O novo iPhone Duo, primeiro smartphone dobrável da Apple, chegará ao Brasil com um preço significativamente superior ao praticado nos Estados Unidos.
A versão com 2 terabytes (TB) de armazenamento foi anunciada por US$ 3.199 no mercado americano, valor equivalente a cerca de R$ 16,4 mil na cotação de quarta-feira (9). No Brasil, entretanto, o mesmo modelo custará R$ 30.999, quase o dobro do preço convertido diretamente.
A diferença representa um valor cerca de 90% maior para o consumidor brasileiro. Um dos principais fatores que contribuem para esse descolamento é a carga tributária incidente sobre produtos importados.
Na entrada no país, o aparelho está sujeito a 20% de Imposto de Importação, 15% de IPI e 11,75% de PIS/Cofins-Importação, além do ICMS, cuja alíquota média é de aproximadamente 20%, mas varia conforme o Estado. Somados, os tributos podem elevar a carga incidente sobre o aparelho para algo próximo de 70%.
O câmbio também pesa na formação do preço. A desvalorização do Real frente ao Dólar e ao Euro ao longo dos últimos anos encareceu produtos importados e aumenta os riscos para empresas que comercializam aparelhos no mercado brasileiro.

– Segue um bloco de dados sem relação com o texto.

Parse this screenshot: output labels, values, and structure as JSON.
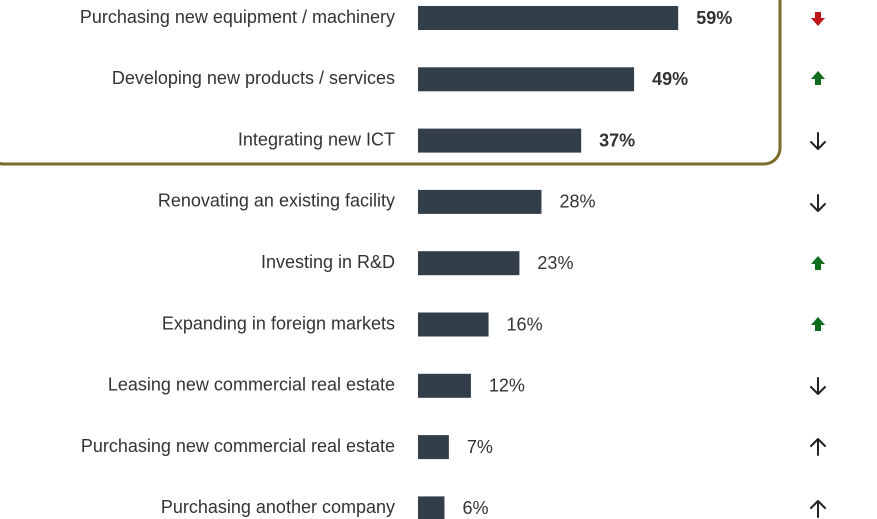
{
  "chart_data": {
    "type": "bar",
    "orientation": "horizontal",
    "categories": [
      "Purchasing new equipment / machinery",
      "Developing new products / services",
      "Integrating new ICT",
      "Renovating an existing facility",
      "Investing in R&D",
      "Expanding in foreign markets",
      "Leasing new commercial real estate",
      "Purchasing new commercial real estate",
      "Purchasing another company"
    ],
    "values": [
      59,
      49,
      37,
      28,
      23,
      16,
      12,
      7,
      6
    ],
    "value_labels": [
      "59%",
      "49%",
      "37%",
      "28%",
      "23%",
      "16%",
      "12%",
      "7%",
      "6%"
    ],
    "color": "#323f4a"
  }
}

Nesse cenário, a Apple também considera possíveis oscilações futuras da moeda ao definir seus preços, buscando preservar suas margens diante de uma eventual desvalorização do real.
O iPhone Duo tem lançamento previsto para 23 de outubro. O aparelho conta com uma tela externa de 5,4 polegadas e chega a 7,6 polegadas quando aberto. A Apple afirma que o formato permite executar dois aplicativos simultaneamente, explorando uma experiência semelhante à de um pequeno tablet.
A entrada da Apple nesse segmento ocorre quando outras fabricantes já possuem experiência com celulares dobráveis. Samsung, Google e Huawei oferecem aparelhos desse tipo há anos e, em alguns casos, praticam preços inferiores aos anunciados pela Apple para o mercado brasileiro.